Did you catch that? His hope for Jacob’s future is that he would come to take possession of the land as a foreigner. You see, Abraham didn’t grow up in the land. He moved their and took possession, as a gift from God. God, through providence and provision, gave the land to him. Isaac again settled in the land as a foreigner. However, Jacob grew up there. In that sense, he would be the heir to it. He would receive it through his birthright.

The problem is that the promised land would become the symbol for the ultimate riches that God will deliver to all his sons and daughters. The promised land, was indeed received through “promise” and not property rights. Jacob would become one of the 3 partriarchs most often mentioned when referring to the God who would make good on his promise. The “God of Abraham, Isaac and Jacob” had promised and delivered the land to both Abraham and Isaac, but if Jacob was to be the standard-bearer for the God who fulfills his promises, he too needed to have his own experience of this.

God uses this time in Jacob’s life in a mighty way, and we can learn a lot about how we ought to live from it. True, we can learn that God delivers on his promises and in fact wants us to live a life where we actually experience what it means to live by faith. For Jacob, God has him abandon the land that would be rightfully his so that he will recognize God’s provision when he reclaims the land. This experience will grow Jacob’s faith immeasurably.

However, there’s a second component to Jacob’s exile that is more fully understand in its New Testament application: that of living in the land as a foreigner. Hebrews summarizes the entire generational story in a few short sentences…

By faith Abraham, when called to go to a place he would later receive as his inheritance, obeyed and went, even though he did not know where he was going. By faith he made his home in the promised land like a stranger in a foreign country; he lived in tents, as did Isaac and Jacob, who were heirs with him of the same promise. For he was looking forward to the city with foundations, whose architect and builder is God.
– Hebrews 11:8-10

God promised the land to Abraham and his seed. However, they recognized that for a time, many generations in fact, they would prosper but not truly possess the land. They were in a period of waiting and relying on God, constantly looking forward and having faith that he would deliver them. During that time they lived in tents or tabernacles which is really to say that they lived in temporary shelters, awaiting a time when their permanent residency would be fulfilled.

This is how we are to live today.
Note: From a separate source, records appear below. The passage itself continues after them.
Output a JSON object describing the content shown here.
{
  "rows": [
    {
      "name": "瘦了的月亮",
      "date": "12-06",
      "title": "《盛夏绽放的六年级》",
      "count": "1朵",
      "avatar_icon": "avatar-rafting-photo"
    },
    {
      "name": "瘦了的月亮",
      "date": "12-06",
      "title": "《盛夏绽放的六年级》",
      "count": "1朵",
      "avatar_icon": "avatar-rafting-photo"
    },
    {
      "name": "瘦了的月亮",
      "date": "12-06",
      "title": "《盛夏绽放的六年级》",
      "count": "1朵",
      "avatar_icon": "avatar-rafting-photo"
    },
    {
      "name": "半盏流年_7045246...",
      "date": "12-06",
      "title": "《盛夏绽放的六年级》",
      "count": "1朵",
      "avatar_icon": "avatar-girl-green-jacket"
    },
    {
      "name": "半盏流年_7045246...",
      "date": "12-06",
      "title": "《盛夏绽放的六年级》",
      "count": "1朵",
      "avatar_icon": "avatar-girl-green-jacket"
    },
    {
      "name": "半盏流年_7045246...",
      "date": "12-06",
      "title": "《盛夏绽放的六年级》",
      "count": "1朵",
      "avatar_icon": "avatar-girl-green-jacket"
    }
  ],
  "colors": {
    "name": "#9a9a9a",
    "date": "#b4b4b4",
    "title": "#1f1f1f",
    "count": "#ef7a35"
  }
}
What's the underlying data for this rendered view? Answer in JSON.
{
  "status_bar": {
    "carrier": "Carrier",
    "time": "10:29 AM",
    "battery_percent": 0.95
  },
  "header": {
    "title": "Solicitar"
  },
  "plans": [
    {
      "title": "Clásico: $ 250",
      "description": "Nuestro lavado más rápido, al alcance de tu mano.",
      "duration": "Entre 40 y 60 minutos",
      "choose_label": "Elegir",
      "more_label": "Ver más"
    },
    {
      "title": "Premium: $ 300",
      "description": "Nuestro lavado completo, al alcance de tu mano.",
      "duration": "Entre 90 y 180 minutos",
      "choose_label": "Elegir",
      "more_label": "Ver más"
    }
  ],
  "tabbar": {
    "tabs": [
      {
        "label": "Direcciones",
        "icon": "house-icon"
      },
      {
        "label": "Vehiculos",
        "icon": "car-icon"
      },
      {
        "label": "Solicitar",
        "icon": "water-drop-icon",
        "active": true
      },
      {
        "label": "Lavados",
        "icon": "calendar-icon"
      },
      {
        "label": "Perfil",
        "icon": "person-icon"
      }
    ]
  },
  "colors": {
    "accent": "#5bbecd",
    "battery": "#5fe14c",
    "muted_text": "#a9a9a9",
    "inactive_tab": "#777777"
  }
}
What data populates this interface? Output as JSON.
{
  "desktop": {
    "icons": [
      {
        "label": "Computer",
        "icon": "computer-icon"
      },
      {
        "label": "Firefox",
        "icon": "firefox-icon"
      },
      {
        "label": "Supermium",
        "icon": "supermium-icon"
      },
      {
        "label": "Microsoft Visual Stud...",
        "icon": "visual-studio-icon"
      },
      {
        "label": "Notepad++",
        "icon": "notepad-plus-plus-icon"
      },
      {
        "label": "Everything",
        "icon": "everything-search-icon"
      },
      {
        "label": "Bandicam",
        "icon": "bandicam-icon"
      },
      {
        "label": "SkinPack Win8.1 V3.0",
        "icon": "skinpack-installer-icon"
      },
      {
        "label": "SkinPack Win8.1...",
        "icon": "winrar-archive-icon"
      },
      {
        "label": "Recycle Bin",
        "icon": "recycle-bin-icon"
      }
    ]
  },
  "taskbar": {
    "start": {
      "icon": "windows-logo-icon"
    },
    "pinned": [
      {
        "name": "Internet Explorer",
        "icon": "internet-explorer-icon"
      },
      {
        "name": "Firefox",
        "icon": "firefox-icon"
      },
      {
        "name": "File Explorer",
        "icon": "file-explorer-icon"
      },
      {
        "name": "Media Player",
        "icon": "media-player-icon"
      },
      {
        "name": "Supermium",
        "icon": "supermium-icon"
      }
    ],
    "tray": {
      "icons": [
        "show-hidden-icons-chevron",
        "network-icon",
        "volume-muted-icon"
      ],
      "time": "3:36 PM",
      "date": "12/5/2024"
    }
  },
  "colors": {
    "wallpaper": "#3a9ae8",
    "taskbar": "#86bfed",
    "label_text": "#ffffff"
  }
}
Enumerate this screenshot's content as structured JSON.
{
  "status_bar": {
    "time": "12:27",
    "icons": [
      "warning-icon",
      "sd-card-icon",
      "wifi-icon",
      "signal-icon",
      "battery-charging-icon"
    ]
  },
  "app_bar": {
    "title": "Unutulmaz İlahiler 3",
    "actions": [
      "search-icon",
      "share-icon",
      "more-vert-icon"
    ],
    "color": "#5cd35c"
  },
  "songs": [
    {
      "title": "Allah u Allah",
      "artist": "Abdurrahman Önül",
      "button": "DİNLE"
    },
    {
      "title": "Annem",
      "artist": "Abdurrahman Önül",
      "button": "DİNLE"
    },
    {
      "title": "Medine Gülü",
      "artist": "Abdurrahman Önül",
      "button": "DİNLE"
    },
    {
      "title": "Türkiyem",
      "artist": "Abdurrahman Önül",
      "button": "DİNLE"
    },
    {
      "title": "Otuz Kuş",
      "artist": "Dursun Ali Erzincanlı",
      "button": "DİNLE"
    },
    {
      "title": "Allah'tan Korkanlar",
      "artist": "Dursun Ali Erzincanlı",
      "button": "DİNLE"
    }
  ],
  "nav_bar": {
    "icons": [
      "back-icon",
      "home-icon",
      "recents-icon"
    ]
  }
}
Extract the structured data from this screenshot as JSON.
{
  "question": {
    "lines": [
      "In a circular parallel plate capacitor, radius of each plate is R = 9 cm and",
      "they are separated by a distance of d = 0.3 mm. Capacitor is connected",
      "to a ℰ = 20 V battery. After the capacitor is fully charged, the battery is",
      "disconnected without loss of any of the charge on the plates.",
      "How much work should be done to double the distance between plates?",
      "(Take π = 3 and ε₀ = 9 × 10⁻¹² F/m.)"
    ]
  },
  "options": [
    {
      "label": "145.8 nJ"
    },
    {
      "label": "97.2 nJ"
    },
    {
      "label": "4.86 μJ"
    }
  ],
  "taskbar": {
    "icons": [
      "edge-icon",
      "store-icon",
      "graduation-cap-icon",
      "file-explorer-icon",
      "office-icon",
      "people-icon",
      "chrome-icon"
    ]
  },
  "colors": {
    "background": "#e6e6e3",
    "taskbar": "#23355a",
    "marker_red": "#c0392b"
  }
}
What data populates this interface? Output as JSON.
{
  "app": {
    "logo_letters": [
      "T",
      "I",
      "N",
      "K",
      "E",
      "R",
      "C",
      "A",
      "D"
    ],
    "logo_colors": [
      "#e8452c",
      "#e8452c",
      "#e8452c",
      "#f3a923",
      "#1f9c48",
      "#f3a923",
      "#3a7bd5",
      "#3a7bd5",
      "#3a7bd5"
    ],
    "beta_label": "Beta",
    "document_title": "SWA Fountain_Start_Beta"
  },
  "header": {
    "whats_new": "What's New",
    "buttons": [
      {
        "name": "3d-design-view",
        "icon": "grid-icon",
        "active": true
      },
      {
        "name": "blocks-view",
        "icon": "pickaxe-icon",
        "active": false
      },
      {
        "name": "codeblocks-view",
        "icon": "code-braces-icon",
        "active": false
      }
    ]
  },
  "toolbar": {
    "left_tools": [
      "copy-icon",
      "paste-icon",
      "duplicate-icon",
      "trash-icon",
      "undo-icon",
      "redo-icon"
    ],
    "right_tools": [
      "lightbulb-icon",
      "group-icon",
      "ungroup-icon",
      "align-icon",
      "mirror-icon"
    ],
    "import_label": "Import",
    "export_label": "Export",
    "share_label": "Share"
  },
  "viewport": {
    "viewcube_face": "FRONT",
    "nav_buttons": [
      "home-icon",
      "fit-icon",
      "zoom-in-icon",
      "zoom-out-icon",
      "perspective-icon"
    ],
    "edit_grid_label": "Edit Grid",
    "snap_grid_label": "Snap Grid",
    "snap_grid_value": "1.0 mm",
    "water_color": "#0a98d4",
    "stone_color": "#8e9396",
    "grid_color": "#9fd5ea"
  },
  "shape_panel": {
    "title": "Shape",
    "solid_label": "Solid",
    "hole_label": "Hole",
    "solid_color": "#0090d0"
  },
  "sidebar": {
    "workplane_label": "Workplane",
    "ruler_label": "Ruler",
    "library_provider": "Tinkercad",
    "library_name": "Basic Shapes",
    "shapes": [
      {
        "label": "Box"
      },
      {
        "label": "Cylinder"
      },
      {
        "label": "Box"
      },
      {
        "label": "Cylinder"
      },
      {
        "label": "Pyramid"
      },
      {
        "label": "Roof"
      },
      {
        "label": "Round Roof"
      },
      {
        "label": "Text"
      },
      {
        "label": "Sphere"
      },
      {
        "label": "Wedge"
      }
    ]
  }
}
We are to be constantly recognizing that our current place in this world is temporary. In fact our bodies, like tents, are temporary. Paul actually refers to our bodies as “tents” and expresses the same sentiment of temporary living…

For we know that if the earthly tent we live in is destroyed, we have a building from God, an eternal house in heaven, not built by human hands.
– 2 Corinthians 5:1

We look forward to a day when God will deliver us and clothe us in perfection. We will inherit the true spiritual home that was promised to the descendants of Abraham. Until that day, we are strangers living in a foreign land, and we must live as though we don’t belong to it. Our challenge is to not conform to the pattern of this world, but live lives worthy of the calling. Peter expressed it this way…

Dear friends, I urge you, as foreigners and exiles, to abstain from sinful desires, which wage war against your soul. Live such good lives among the pagans that, though they accuse you of doing wrong, they may see your good deeds and glorify God on the day he visits us.
– 1 Peter 2:11-12

Living “called out” lives, different from the world around us, glorifies God. It signals to both the world and to each other (in the church) that another kingdom exists, the kingdom of heaven. The kingdom of heaven is at hand, and the proof of that is found in the foreigners, the sojourners who live in this world, but are not of this world.